Middle East Quarterly

Spring 1997

Volume 4: Number 2

Civil Society in the Middle East, vol. 2

Civil society, defined here as “institutions autonomous from the state which facilitate orderly economic, social, and political activity,” such institutions, from churches to unions, community groups, and professional associations, are is the bedrock of modern liberal society. As such, the elimination of such institutions is central to the total control of society by the state. While the Middle East lags the world badly in formal democracy, its citizens are doing rather better at taking the initiative. Professional associations are frequently vigorous. Local groups provide services (sports, health care). The Kuwaiti diwaniya, described all too briefly here by Jill Crystal, offers a striking example of civil society: vaguely resembling the salon of the French Enlightenment, it brings dozens or hundreds of men together in the evenings to discuss the issues of the day, often including politics.

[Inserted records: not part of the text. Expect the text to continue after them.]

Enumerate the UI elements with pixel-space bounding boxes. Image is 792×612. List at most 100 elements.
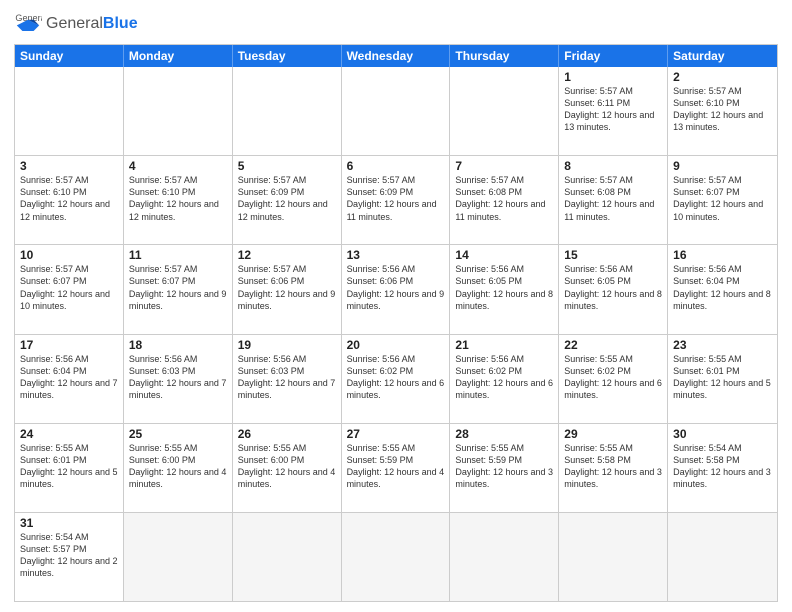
day-info: Sunrise: 5:57 AM Sunset: 6:09 PM Dayligh…	[238, 174, 336, 223]
day-number: 20	[347, 338, 445, 352]
day-number: 8	[564, 159, 662, 173]
day-number: 12	[238, 248, 336, 262]
calendar-cell: 28Sunrise: 5:55 AM Sunset: 5:59 PM Dayli…	[450, 424, 559, 512]
day-info: Sunrise: 5:54 AM Sunset: 5:57 PM Dayligh…	[20, 531, 118, 580]
day-number: 4	[129, 159, 227, 173]
calendar-cell	[342, 513, 451, 601]
day-info: Sunrise: 5:57 AM Sunset: 6:11 PM Dayligh…	[564, 85, 662, 134]
day-number: 16	[673, 248, 772, 262]
cal-header-cell: Monday	[124, 45, 233, 67]
day-number: 17	[20, 338, 118, 352]
calendar-cell: 5Sunrise: 5:57 AM Sunset: 6:09 PM Daylig…	[233, 156, 342, 244]
calendar-cell: 22Sunrise: 5:55 AM Sunset: 6:02 PM Dayli…	[559, 335, 668, 423]
calendar-cell: 29Sunrise: 5:55 AM Sunset: 5:58 PM Dayli…	[559, 424, 668, 512]
day-info: Sunrise: 5:55 AM Sunset: 6:01 PM Dayligh…	[673, 353, 772, 402]
calendar-cell: 12Sunrise: 5:57 AM Sunset: 6:06 PM Dayli…	[233, 245, 342, 333]
calendar-cell: 17Sunrise: 5:56 AM Sunset: 6:04 PM Dayli…	[15, 335, 124, 423]
page: General GeneralBlue SundayMondayTuesdayW…	[0, 0, 792, 612]
calendar-cell	[450, 67, 559, 155]
calendar-row: 31Sunrise: 5:54 AM Sunset: 5:57 PM Dayli…	[15, 512, 777, 601]
day-info: Sunrise: 5:55 AM Sunset: 5:58 PM Dayligh…	[564, 442, 662, 491]
calendar-row: 3Sunrise: 5:57 AM Sunset: 6:10 PM Daylig…	[15, 155, 777, 244]
calendar-cell: 4Sunrise: 5:57 AM Sunset: 6:10 PM Daylig…	[124, 156, 233, 244]
calendar-cell: 24Sunrise: 5:55 AM Sunset: 6:01 PM Dayli…	[15, 424, 124, 512]
day-number: 28	[455, 427, 553, 441]
calendar-body: 1Sunrise: 5:57 AM Sunset: 6:11 PM Daylig…	[15, 67, 777, 601]
day-info: Sunrise: 5:55 AM Sunset: 5:59 PM Dayligh…	[347, 442, 445, 491]
day-info: Sunrise: 5:55 AM Sunset: 5:59 PM Dayligh…	[455, 442, 553, 491]
calendar-cell: 10Sunrise: 5:57 AM Sunset: 6:07 PM Dayli…	[15, 245, 124, 333]
day-number: 1	[564, 70, 662, 84]
day-info: Sunrise: 5:55 AM Sunset: 6:01 PM Dayligh…	[20, 442, 118, 491]
day-info: Sunrise: 5:55 AM Sunset: 6:00 PM Dayligh…	[129, 442, 227, 491]
day-info: Sunrise: 5:56 AM Sunset: 6:03 PM Dayligh…	[129, 353, 227, 402]
day-info: Sunrise: 5:56 AM Sunset: 6:02 PM Dayligh…	[347, 353, 445, 402]
day-number: 13	[347, 248, 445, 262]
day-number: 10	[20, 248, 118, 262]
day-number: 26	[238, 427, 336, 441]
calendar-cell: 3Sunrise: 5:57 AM Sunset: 6:10 PM Daylig…	[15, 156, 124, 244]
day-number: 27	[347, 427, 445, 441]
day-info: Sunrise: 5:54 AM Sunset: 5:58 PM Dayligh…	[673, 442, 772, 491]
calendar-cell: 9Sunrise: 5:57 AM Sunset: 6:07 PM Daylig…	[668, 156, 777, 244]
day-number: 3	[20, 159, 118, 173]
calendar-cell: 26Sunrise: 5:55 AM Sunset: 6:00 PM Dayli…	[233, 424, 342, 512]
calendar-cell: 21Sunrise: 5:56 AM Sunset: 6:02 PM Dayli…	[450, 335, 559, 423]
day-info: Sunrise: 5:56 AM Sunset: 6:04 PM Dayligh…	[673, 263, 772, 312]
calendar-cell	[668, 513, 777, 601]
calendar-cell: 19Sunrise: 5:56 AM Sunset: 6:03 PM Dayli…	[233, 335, 342, 423]
cal-header-cell: Friday	[559, 45, 668, 67]
logo-text: GeneralBlue	[46, 15, 138, 33]
cal-header-cell: Thursday	[450, 45, 559, 67]
calendar-cell: 18Sunrise: 5:56 AM Sunset: 6:03 PM Dayli…	[124, 335, 233, 423]
day-number: 18	[129, 338, 227, 352]
cal-header-cell: Wednesday	[342, 45, 451, 67]
day-number: 23	[673, 338, 772, 352]
day-number: 14	[455, 248, 553, 262]
calendar-cell: 16Sunrise: 5:56 AM Sunset: 6:04 PM Dayli…	[668, 245, 777, 333]
calendar-cell	[15, 67, 124, 155]
day-number: 21	[455, 338, 553, 352]
calendar-cell: 6Sunrise: 5:57 AM Sunset: 6:09 PM Daylig…	[342, 156, 451, 244]
calendar-cell: 30Sunrise: 5:54 AM Sunset: 5:58 PM Dayli…	[668, 424, 777, 512]
day-info: Sunrise: 5:56 AM Sunset: 6:02 PM Dayligh…	[455, 353, 553, 402]
day-info: Sunrise: 5:57 AM Sunset: 6:08 PM Dayligh…	[564, 174, 662, 223]
day-info: Sunrise: 5:55 AM Sunset: 6:02 PM Dayligh…	[564, 353, 662, 402]
day-info: Sunrise: 5:56 AM Sunset: 6:03 PM Dayligh…	[238, 353, 336, 402]
calendar-cell: 14Sunrise: 5:56 AM Sunset: 6:05 PM Dayli…	[450, 245, 559, 333]
day-number: 6	[347, 159, 445, 173]
calendar-cell: 7Sunrise: 5:57 AM Sunset: 6:08 PM Daylig…	[450, 156, 559, 244]
calendar-cell	[124, 513, 233, 601]
day-number: 29	[564, 427, 662, 441]
calendar-row: 17Sunrise: 5:56 AM Sunset: 6:04 PM Dayli…	[15, 334, 777, 423]
day-info: Sunrise: 5:57 AM Sunset: 6:10 PM Dayligh…	[20, 174, 118, 223]
day-info: Sunrise: 5:57 AM Sunset: 6:07 PM Dayligh…	[673, 174, 772, 223]
day-number: 5	[238, 159, 336, 173]
day-number: 7	[455, 159, 553, 173]
calendar-cell	[233, 67, 342, 155]
day-info: Sunrise: 5:56 AM Sunset: 6:05 PM Dayligh…	[564, 263, 662, 312]
logo: General GeneralBlue	[14, 10, 138, 38]
calendar-cell: 8Sunrise: 5:57 AM Sunset: 6:08 PM Daylig…	[559, 156, 668, 244]
day-number: 24	[20, 427, 118, 441]
header: General GeneralBlue	[14, 10, 778, 38]
calendar-row: 24Sunrise: 5:55 AM Sunset: 6:01 PM Dayli…	[15, 423, 777, 512]
day-info: Sunrise: 5:57 AM Sunset: 6:06 PM Dayligh…	[238, 263, 336, 312]
cal-header-cell: Tuesday	[233, 45, 342, 67]
day-number: 31	[20, 516, 118, 530]
day-number: 19	[238, 338, 336, 352]
day-info: Sunrise: 5:56 AM Sunset: 6:05 PM Dayligh…	[455, 263, 553, 312]
calendar-cell	[342, 67, 451, 155]
day-info: Sunrise: 5:57 AM Sunset: 6:08 PM Dayligh…	[455, 174, 553, 223]
calendar-cell	[559, 513, 668, 601]
day-info: Sunrise: 5:56 AM Sunset: 6:06 PM Dayligh…	[347, 263, 445, 312]
calendar-cell	[124, 67, 233, 155]
day-number: 11	[129, 248, 227, 262]
calendar-cell	[233, 513, 342, 601]
day-info: Sunrise: 5:57 AM Sunset: 6:09 PM Dayligh…	[347, 174, 445, 223]
day-info: Sunrise: 5:57 AM Sunset: 6:10 PM Dayligh…	[673, 85, 772, 134]
calendar-row: 10Sunrise: 5:57 AM Sunset: 6:07 PM Dayli…	[15, 244, 777, 333]
cal-header-cell: Saturday	[668, 45, 777, 67]
calendar-header-row: SundayMondayTuesdayWednesdayThursdayFrid…	[15, 45, 777, 67]
day-number: 30	[673, 427, 772, 441]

The essays in these two volumes, the product of a project funded by the Ford Foundation, approvingly present Islamist-dominated private groups as the main form of civil society in the Middle East. Norton argues that Islamist movements will temper their shrill rhetoric and uncompromising stances if allowed the freedom to organize. The thesis that “populist Islam” must be opposed he characterizes as “maliciously dangerous.” Saad Eddin Ebrahim suggests that “even the Islamists may evolve into something akin to the `Christian Democrats’ in the West.” Ahmad Moussali argues that the Islamists are divided, with moderates (a category in which he places many of the most prominent Islamist leaders) “open to dialogue, compromise, and, more importantly, to universal rights, freedom, pluralism, and civil society.”

These and the other case studies about the Islamist private associations are mostly thin on facts. With the partial exception of Muhammad Muslih (writing on the Palestinians), Nilüfer Güle (the Turkish Refah Party), and Mustapha Kamil al-Sayyid (Egypt), the authors provide little information on the numbers involved, what services they provide, or where their finances come from, much less data on how such groups have grown or specific information about their political platforms.

The authors take a generally pessimistic view about the state of civil society in the Middle East, outside of Islamist-dominated associations. Ann Mosely Lesch demonstrates that the military government in the Sudan since 1989 has systematically stamped out independent organizations as incompatible with its vision of total Islamization. Sara Roy analyzes the effect of the establishment of PLO government in the Gaza Strip, which increased disputes among the political factions and led to a declining role for the previously vibrant private charities.

It is disturbing to see the willingness of these authors to turn a blind eye to how obscurantist religiously motivated groups that reject the values of modern society, such as equality between men and women. Westernized intellectuals seem to have lost the taste for the battle of ideas, or at least they are unwilling to defend Enlightenment values against the Islamist challengers. The authors of these essays are all too ready to calls for cooperation between reformist elites and moderate Islamists, rather than for the defense of liberal values.